Vibrational spectra of disilenes. Normal coordinate analysis and identification of the nu(Si=Si) stretching vibration

Experimental vibrational spectra are reported for three carbon-substituted disilenes along with data on normal coordinate analysis of several simplified disilene models. Calculations show that there is no normal mode in the disilene spectrum which is well-localized in the Si=Si bond. The Si=Si and Si-C stretching coordinates are heavily mixed. Their in-phase combination results in a normal mode with frequency in the region 450-550cm(-1) which manifests itself as a Raman line of variable intensity (the so-called nu(Si=Si)). Their out-of-phase combination gives a mode in the region of about 700 cm(-1) which shows itself as an intense Raman line (the so-called nu(s)(Si-C)).

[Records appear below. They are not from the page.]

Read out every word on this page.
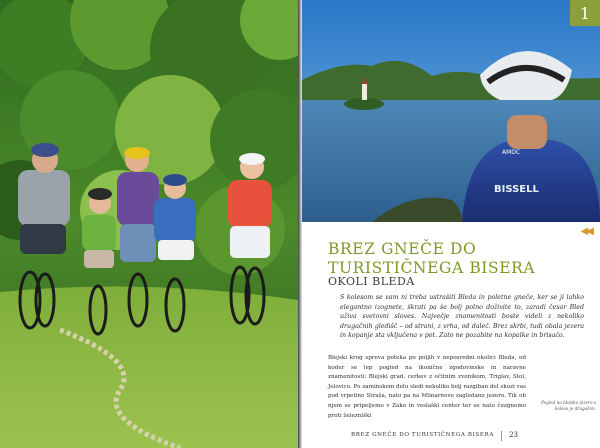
AMDC
BISSELL
1
◀◀
BREZ GNEČE DO
TURISTIČNEGA BISERA
OKOLI BLEDA
S kolesom se vam ni treba ustrašiti Bleda in poletne gneče, ker se ji lahko elegantno izognete, škrati pa še bolj polno doživite to, zaradi česar Bled uživa svetovni sloves. Največje znamenitosti boste videli z nekoliko drugačnih gledišč – od strani, z vrha, od daleč. Brez skrbi, tudi obala jezera in kopanje sta vključena v pot. Zato ne pozabite na kopalke in brisačo.
Blejski krog spreva poteka po poljih v neposredni okolici Bleda, od koder se lep pogled na ikonične zgodovinske in naravne znamenitosti: Blejski grad, cerkev z očitnim zvonikom, Triglav, Stol, Jelovico. Po zaminskem delu sledi nekoliko bolj razgiban del skozi vas pod vrpetino Straža, nato pa na Mlinarnovo zagledano jezero. Tik ob njem se pripeljemo v Zako in veslaški center ter se nato čezgnemo proti železniški
Pogled na blejsko jezero s kolesa je drugačen.
BREZ GNEČE DO TURISTIČNEGA BISERA 23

Vibrations of an aromatic ring, if present in a disilene molecule, can also couple with the nu(Si=Si). Particular eigenvector elements of the two modes in question and thus their potential energy distributions strongly depend on the structure and symmetry of a given disilene molecule. However, the contribution of the Si=Si stretching coordinate to the normal coordinate with frequency in the region 450-550 cm(-1) is always significant, justifying the designation of this mode as the nu(Si=Si). (C) 1997 Elsevier Science S.A.